General Idea have a gift for framing things in a way that is as instantly recognisable and contagious as any advertising campaign. This virtuosic use of commercial techniques has led to criticisms, especially when the group ventured out of its fictional framework into the socio-political sphere. Their ‘AIDS series’, 1987-93, a number of works developed from the appropriated use of Robert Indiana’s famous LOVE, 1965, in which the group substitute the letters A-I-D-S for L-O-V-E, could be seen as a passive gesture, paying lip service to the awareness movement of the 1980s. While others favoured a more militant stance, General Idea mounted a viral campaign that saw their image pinned up across various international cities. Still, at a time when a master of the sales pitch governed the US, utilising the language of advertising to combat the president’s inability to acknowledge the AIDS problem, and the homophobic comments of other artists (see Mark Kostabi in Vanity Fair’s June 1989 issue) could be seen as a masterstroke. Here, the series appears intermittently throughout the exhibition, reaching its apotheosis in a large room wallpapered with the design and ending with White AIDS #6, 1993. Hung as the exhibition’s penultimate work, the canvas of White AIDS #6 carries the faintest outline of the bold design. Completed one year before the deaths of Parts and Zontal, this erasure takes on an almost elegiac significance; a sobering moment of visual silence in a display dominated by colour.

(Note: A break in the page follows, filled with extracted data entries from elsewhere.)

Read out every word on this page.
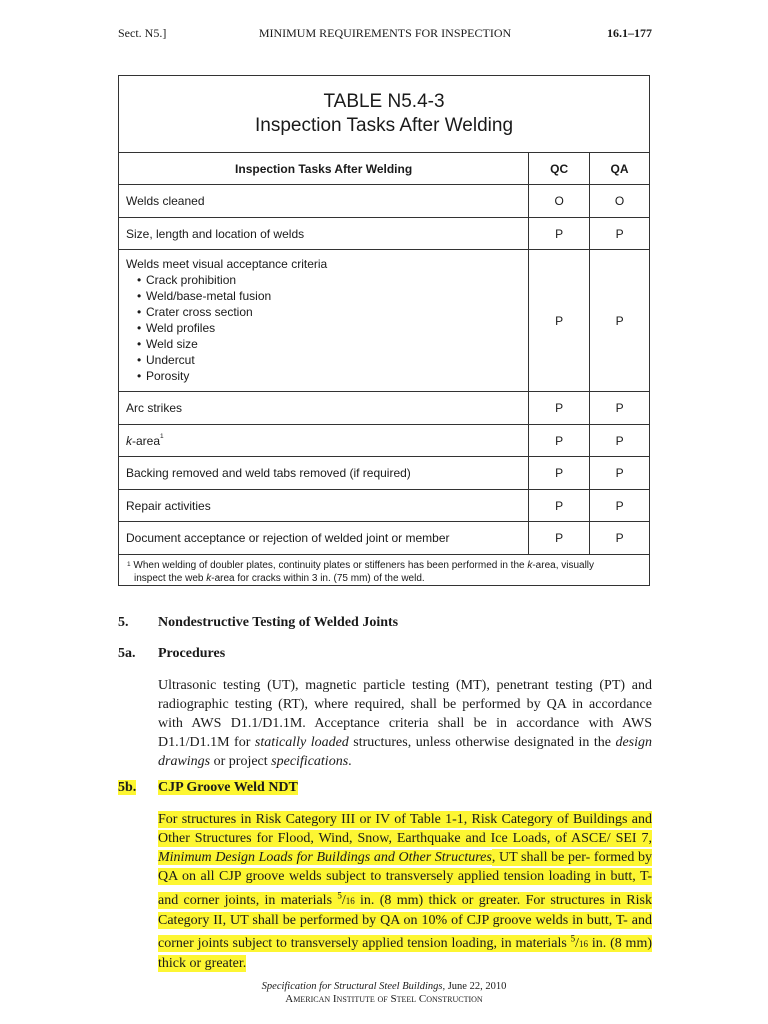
Sect. N5.]	MINIMUM REQUIREMENTS FOR INSPECTION	16.1–177
TABLE N5.4-3
Inspection Tasks After Welding
Inspection Tasks After Welding	QC	QA
Welds cleaned	O	O
Size, length and location of welds	P	P
Welds meet visual acceptance criteria
• Crack prohibition
• Weld/base-metal fusion
• Crater cross section
• Weld profiles
• Weld size
• Undercut
• Porosity
P	P
Arc strikes	P	P
k-area$^1$	P	P
Backing removed and weld tabs removed (if required)	P	P
Repair activities	P	P
Document acceptance or rejection of welded joint or member	P	P
$^1$ When welding of doubler plates, continuity plates or stiffeners has been performed in the k-area, visually
inspect the web k-area for cracks within 3 in. (75 mm) of the weld.
5. Nondestructive Testing of Welded Joints
5a. Procedures
Ultrasonic testing (UT), magnetic particle testing (MT), penetrant testing (PT) and radiographic testing (RT), where required, shall be performed by QA in accordance with AWS D1.1/D1.1M. Acceptance criteria shall be in accordance with AWS D1.1/D1.1M for statically loaded structures, unless otherwise designated in the design drawings or project specifications.
5b. CJP Groove Weld NDT
For structures in Risk Category III or IV of Table 1-1, Risk Category of Buildings and Other Structures for Flood, Wind, Snow, Earthquake and Ice Loads, of ASCE/ SEI 7, Minimum Design Loads for Buildings and Other Structures, UT shall be per- formed by QA on all CJP groove welds subject to transversely applied tension loading in butt, T- and corner joints, in materials $^5$/16 in. (8 mm) thick or greater. For structures in Risk Category II, UT shall be performed by QA on 10% of CJP groove welds in butt, T- and corner joints subject to transversely applied tension loading, in materials $^5$/16 in. (8 mm) thick or greater.
Specification for Structural Steel Buildings, June 22, 2010
American Institute of Steel Construction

Of the large collection salvaged from the Miss General Idea pavilion, Cornucopia, 1982, seems most able to convey what it was like to be inside the fictional building. Presented as a documentary film, a dispassionate voiceover explains the significance of paintings, sculptural works and ceramic artefacts with poodle prints. Intercut with sequences of a spinning upturned cornucopia, a soundtrack of percussive field recordings imbues the scenes with just the right kind of benign museological tribalism. The final work presented is P Is For Poodle (The Milky Way from the 1984 Miss General Idea Pavilion), 1982. Like the restaged native environments presented behind ropes in natural history museums, this spot-lit hay-covered room appears to be a preserved anthropological scene. Three poodles (Bronson, Parts and Zontal) are positioned among large coiled pieces of metal, milking stools and brass buckets. The overpowering smell of hay and the repeated use of field recordings go someway towards creating an immersive total art experience. Indeed, with the universe of General Idea so thoroughly represented, ‘Haute Culture’ steps out of standard retrospective territory into the realm of the gesamkuntswerk. Positioning the group as rightful masters of the fictional macrocosm, their status as the forefathers of artists like Matthew Barney and Charles Avery cannot be denied.